Researchers have had initial success testing the design in computer simulations and in field tests of prototypes, built from commercially available parts.
Sandia’s design for the four-inch-long bullet includes an optical sensor in the nose to detect a laser beam on a target. The sensor sends information to guidance and control electronics that use an algorithm in an eight-bit central processing unit to command electromagnetic actuators. These actuators steer tiny fins that guide the bullet to the target. Most bullets shot from rifles, which have grooves, or rifling, that cause them to spin so they fly straight, like a long football pass.
To enable a bullet to turn in flight toward a target and to simplify the design, the spin had to go, Jones said. The bullet flies straight due to its aerodynamically stable design, which consists of a center of gravity that sits forward in the projectile and tiny fins that enable it to fly without spin, just as a dart does, he said. The four-inch-long bullet has actuators that steer tiny fins that guide it to its target.
Computer aerodynamic modeling shows the design would result in dramatic improvements in accuracy, Jones said. Computer simulations showed an unguided bullet under real-world conditions could miss a target more than a half mile away (1,000 meters away) by 9.8 yards (9 meters), but a guided bullet would get within 8 inches (0.2 meters), according to the patent. Plastic sabots provide a gas seal in the cartridge and protect the delicate fins until they drop off after the bullet emerges from the firearm’s barrel. The prototype does not require a device found in guided missiles called an inertial measuring unit, which would have added substantially to its cost. Instead, the researchers found that the bullet’s relatively small size when compared to guided missiles “is helping us all around. It’s kind of a fortuitous thing that none of us saw when we started,” Jones said.

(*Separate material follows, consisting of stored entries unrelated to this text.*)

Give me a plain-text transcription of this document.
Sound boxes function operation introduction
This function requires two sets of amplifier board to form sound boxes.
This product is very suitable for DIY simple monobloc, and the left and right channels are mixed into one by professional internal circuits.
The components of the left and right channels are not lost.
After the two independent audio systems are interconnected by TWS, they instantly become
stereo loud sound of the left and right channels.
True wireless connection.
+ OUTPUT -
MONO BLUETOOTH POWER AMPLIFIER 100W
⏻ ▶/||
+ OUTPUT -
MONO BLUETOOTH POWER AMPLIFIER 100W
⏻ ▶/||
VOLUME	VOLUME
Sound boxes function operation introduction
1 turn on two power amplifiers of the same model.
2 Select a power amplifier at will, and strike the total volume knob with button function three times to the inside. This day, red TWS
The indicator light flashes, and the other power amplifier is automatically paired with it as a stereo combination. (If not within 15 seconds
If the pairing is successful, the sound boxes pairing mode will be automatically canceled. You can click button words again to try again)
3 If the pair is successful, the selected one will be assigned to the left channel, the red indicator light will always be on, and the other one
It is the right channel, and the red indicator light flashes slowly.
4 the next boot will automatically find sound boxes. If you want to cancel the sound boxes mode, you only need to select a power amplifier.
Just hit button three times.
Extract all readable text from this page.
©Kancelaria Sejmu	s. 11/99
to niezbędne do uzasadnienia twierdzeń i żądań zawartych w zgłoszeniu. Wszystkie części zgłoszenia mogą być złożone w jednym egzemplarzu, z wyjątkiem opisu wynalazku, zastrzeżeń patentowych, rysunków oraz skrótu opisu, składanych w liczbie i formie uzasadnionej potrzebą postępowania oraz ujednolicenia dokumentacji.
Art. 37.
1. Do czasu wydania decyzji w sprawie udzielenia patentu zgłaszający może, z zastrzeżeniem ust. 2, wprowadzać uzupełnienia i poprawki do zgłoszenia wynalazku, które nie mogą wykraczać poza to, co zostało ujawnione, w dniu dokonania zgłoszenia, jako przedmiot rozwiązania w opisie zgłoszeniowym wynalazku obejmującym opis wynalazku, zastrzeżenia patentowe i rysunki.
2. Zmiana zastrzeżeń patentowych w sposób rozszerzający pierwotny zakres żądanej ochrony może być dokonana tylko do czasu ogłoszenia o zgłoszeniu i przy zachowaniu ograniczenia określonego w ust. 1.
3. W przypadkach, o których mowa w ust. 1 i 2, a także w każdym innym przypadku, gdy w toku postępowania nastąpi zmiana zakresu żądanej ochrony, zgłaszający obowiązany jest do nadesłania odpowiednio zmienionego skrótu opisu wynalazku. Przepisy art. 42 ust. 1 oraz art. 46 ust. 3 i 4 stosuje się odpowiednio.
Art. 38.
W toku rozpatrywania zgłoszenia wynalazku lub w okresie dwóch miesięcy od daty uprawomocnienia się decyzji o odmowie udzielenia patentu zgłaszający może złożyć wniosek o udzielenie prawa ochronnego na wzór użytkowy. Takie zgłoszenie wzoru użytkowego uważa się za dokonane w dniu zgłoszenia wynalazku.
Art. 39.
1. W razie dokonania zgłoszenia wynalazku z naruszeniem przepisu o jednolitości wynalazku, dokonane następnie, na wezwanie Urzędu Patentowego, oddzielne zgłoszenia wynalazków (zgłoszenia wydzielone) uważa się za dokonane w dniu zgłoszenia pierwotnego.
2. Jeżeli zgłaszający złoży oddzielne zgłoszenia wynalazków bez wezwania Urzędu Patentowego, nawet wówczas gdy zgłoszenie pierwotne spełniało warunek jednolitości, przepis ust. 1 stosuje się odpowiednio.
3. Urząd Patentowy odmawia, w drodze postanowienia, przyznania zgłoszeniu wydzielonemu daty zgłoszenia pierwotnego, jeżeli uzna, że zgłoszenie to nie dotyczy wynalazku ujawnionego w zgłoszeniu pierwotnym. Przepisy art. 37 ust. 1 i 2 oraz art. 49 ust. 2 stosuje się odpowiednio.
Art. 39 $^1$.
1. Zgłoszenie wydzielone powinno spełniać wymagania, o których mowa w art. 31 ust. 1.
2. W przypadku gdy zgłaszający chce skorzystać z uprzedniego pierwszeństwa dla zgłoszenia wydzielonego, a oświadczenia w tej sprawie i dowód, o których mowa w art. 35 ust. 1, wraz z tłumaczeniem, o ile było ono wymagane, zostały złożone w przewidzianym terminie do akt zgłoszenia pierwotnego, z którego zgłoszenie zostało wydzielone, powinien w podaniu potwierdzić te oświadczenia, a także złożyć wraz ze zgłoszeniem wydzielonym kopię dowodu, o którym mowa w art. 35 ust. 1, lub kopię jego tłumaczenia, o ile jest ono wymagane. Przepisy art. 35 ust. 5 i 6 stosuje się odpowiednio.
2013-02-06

As the bullet flies through the air, it pitches and yaws at a set rate based on its mass and size. In larger guided missiles, the rate of flight-path corrections is relatively slow, so each correction needs to be very precise because fewer corrections are possible during flight. But “the natural body frequency of this bullet is about 30 hertz, so we can make corrections 30 times per second. That means we can overcorrect, so we don’t have to be as precise each time,” Jones said. Testing has shown the electromagnetic actuator performs well and the bullet can reach speeds of 2,400 feet per second, or Mach 2.1, using commercially available gunpowder. The researchers are confident it could reach standard military speeds using customized gunpowder. And a nighttime field test, in which a tiny light-emitting diode, or LED, was attached to the bullet showed the battery and electronics can survive flight, Jones said.